Khartoum — The Minister of Finance revealed an inflation rate in Sudan of 34 percent in the first half of 2017. He said that the current flour crisis in some Sudanese states can only be resolved by lifting the government's subsidies entirely on wheat, and freeing the commodity.
Speaking in the parliament on Monday, Finance Minister Dr Mohamed Osman El Rikabi complained that the bread crisis in some states is a result from its flour's exploitation for other uses and the problem of smuggling flour to neighbouring countries.
"The problem will only be resolved by lifting the subsidies completely and distributing it to its beneficiaries." The minister stressed not to impose any increase in the flour prices, even not with the fluctuation of the all-time low exchange rate of the Sudanese pound to the US Dollar.
The price of a sack of flour in the bakeries does not exceed SDG150 ($22.40), he said, but the price varies from state to state because of transportation fees.
Regarding the inflation rate in Sudan in the first half of 2017, it has risen to 34.1 percent compared to 13.3 percent in the same period last year. The minister attributed the increase in the inflation rate to the economic measures implemented in November 2016.
"The implementation of the budget this year has faced some challenges," El Rikabi said, "Such as security unrest in South Sudan, political and security instability in neighbouring countries, and the poor government investments in national revenues."
On 31 October, President Omar Al Bashir's directed the Ministry of Finance and the Central Bank of Sudan to intervene and control the exchange rates, and reduce inflation rates. The directives came after the US Dollar was trading at more than SDG 22 on the Khartoum parallel market.
El Rikabi denied having intentions to float the exchange rate of the Sudanese pound against the exchange rate of foreign currencies. A floating exchange rate is a monetary regime where the currency price is set by the forex market based on supply and demand compared with other currencies. This is in contrast to a fixed exchange rate, in which the government entirely or predominantly determines the rate.
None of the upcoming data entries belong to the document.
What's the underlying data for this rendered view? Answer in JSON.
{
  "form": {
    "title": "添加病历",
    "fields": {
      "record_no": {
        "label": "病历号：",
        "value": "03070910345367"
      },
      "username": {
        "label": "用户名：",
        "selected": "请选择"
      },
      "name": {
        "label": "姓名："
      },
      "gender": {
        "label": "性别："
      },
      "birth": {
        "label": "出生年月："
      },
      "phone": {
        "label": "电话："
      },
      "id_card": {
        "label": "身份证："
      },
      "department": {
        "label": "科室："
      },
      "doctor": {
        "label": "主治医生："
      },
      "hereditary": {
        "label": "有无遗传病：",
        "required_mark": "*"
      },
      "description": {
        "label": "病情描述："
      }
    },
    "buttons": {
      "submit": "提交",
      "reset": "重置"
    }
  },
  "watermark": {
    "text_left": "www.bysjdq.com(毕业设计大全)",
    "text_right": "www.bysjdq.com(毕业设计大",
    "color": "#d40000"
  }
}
He said that the Ministry of Finance will implement a package of measures to help increase the value of the Sudanese pound, and limit its current collapse against other currencies.
Several economists, including former Finance Minister Abdelrahim Hamdi, have recently called on the government to give up the system of managed floating exchange rate and allow the market mechanisms to set the price of the pound.